Conference League, impresa della Fiorentina: elimina il Club Brugge e approda in finale

L'allenatore della Fiorentina Vincenzo Italiano a bordo capo dell'Artemio Franchi
L'allenatore della Fiorentina Vincenzo Italiano a bordo capo dell'Artemio Franchi. EPA/CLAUDIO GIOVANNINI

MADRID. – Missione compiuta per la Fiorentina di Vincenzo Italiano, che ieri sera in terra belga, pareggiando 1-1 in extremis e su rigore, ha eliminato il Club Brugge nella semifinale di ritorno di Conference League, guadagnando dunque la possibilità di giocare la finalissima della competizione, in programma ad Atene il prossimo 29 maggio contro una fra Olympiakos e Aston Villa.

Fiorentina, ancora una finale: ma ora bisogna vincerla

Per la dimensione dei viola, quello della finale di Conference è un traguardo da festeggiare: i toscani avevano perso l’epilogo dello scorso anno a Praga contro il West Ham. La Fiorentina ora ci riproverà ad Atene il prossimo 29 maggio, ed attende questa sera il risultato della seconda semifinale di ritorno, tra i greci dell’Olympiakos e gli inglesi dell’Aston Villa (4-2 per gli ellenici all’andata). Chissà se si materializzerà il secondo successo di una formazione italiana in questa coppa, dopo il trionfo della Roma di Josè Mourinho nel 2022.

Contro il Club Brugge una gara dura: un rigore premia la Viola

Dopo il 3-2 ottenuto all’ultimo secondo del match di andata al Franchi, la Fiorentina scendeva in terra belga con un piccolo ma significativo vantaggio. Vanificato però dal gol quasi immediato di Vanaken che, dopo neppure 20 minuti, portava in vantaggio il Bruges. Un risultato che avrebbe condotto le due squadre ai supplementari.

Nel primo tempo, la Fiorentina soffriva le incursioni dei belgi, abili nella corsa ma poco precisi nei passaggi. E così, dopo un secondo tempo condotto in attacco, durante il quale erano i legni più volte a fermare la Viola, ecco l’epilogo decisivo, con un rigore concesso dall’arbitro turco in favore degli ospiti. Dal dischetto, a soli 4 minuti dalla fine, si presentava Beltran, che non sbagliava.
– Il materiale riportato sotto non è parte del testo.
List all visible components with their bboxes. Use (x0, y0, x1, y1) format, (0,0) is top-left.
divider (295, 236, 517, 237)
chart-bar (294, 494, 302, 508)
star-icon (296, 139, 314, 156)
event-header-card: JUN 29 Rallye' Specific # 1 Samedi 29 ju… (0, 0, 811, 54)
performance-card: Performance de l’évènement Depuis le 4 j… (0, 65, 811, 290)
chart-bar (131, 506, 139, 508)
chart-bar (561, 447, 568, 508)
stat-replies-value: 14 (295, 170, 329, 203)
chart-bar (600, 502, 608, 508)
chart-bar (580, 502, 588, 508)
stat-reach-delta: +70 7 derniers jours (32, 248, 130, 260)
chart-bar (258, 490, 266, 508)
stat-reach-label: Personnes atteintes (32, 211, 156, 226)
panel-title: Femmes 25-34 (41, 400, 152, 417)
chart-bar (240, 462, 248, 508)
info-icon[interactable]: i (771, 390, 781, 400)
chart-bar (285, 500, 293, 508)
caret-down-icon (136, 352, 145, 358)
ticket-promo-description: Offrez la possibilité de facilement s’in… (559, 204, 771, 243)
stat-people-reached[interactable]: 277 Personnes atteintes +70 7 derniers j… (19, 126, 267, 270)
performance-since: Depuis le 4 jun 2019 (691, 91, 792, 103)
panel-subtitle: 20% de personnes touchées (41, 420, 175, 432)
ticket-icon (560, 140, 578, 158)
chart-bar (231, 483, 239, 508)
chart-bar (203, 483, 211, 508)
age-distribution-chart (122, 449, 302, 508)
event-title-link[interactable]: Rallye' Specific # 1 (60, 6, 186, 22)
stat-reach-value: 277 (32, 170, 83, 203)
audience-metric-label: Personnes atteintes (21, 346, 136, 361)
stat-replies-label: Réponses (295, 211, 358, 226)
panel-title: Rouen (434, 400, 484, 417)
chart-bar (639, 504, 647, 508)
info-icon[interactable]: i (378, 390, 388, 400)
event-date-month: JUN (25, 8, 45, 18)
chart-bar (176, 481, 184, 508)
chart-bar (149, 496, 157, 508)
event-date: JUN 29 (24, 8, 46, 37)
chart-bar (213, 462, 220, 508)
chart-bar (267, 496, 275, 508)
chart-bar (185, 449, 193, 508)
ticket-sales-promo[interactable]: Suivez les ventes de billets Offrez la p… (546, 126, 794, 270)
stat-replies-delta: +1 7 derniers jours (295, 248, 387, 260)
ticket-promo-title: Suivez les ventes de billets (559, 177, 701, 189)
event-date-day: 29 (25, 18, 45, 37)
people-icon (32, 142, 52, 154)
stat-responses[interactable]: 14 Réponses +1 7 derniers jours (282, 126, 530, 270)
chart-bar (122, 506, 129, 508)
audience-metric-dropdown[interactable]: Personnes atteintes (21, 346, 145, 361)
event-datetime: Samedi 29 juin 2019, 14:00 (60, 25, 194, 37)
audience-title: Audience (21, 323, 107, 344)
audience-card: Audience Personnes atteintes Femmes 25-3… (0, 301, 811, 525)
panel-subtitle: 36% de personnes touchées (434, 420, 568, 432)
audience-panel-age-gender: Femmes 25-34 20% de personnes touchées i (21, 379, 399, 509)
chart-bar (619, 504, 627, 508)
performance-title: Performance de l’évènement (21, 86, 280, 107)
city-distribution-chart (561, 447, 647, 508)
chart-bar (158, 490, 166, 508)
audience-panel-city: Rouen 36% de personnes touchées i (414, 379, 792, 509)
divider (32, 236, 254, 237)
Un 1-1 che premiava la Fiorentina, ora approdata alla finale di Conference League.

Vincenzo Italiano: “Sono felice. Siamo ancora in finale”

“È straordinario, due anni in questa competizione e due finali – ha detto a fine partita l’allenatore Vincenzo Italiano – abbiamo fatto un secondo tempo strepitoso, la maledizione dei pali ci perseguita ma Beltran è stato bravissimo. Un traguardo fantastico in una bolgia. Era impensabile quando sono arrivato a Firenze: dissi ai tifosi che avrei fatto di tutto per giocare le coppe, non le avevo fatte da calciatore. Avete visto che percorso fantastico nei due anni successivi: non conoscevo l’Europa, affronti avversari di livello e ambienti caldissimi. Sono felice, siamo ancora in finale”.

Beltran, rigore decisivo: “Batistuta mi ha dato qualche consiglio”

Decisivo, come detto, è stato il rigore segnato da Lucas Beltran: “Meno si pensa e meglio è, non ti devi rendere conto delle responsabilità – ha sottolineato a fine gara l’attaccante argentino – pesava tanto quel rigore: alla fine è andata dentro e siamo in finale. Nico Gonzalez? Mi ha chiesto se fossi sicuro, ho risposto affermativamente e allora mi ha lasciato il pallone. Uno cerca sempre di sognare in grande e avere obiettivi ambiziosi. Sono molto contento di essere in questo grande club, sto benissimo a Firenze. Batistuta? Eravamo usciti a cena, mi ha dato qualche consiglio. Per me è un orgoglio vestire la maglia con il suo numero”.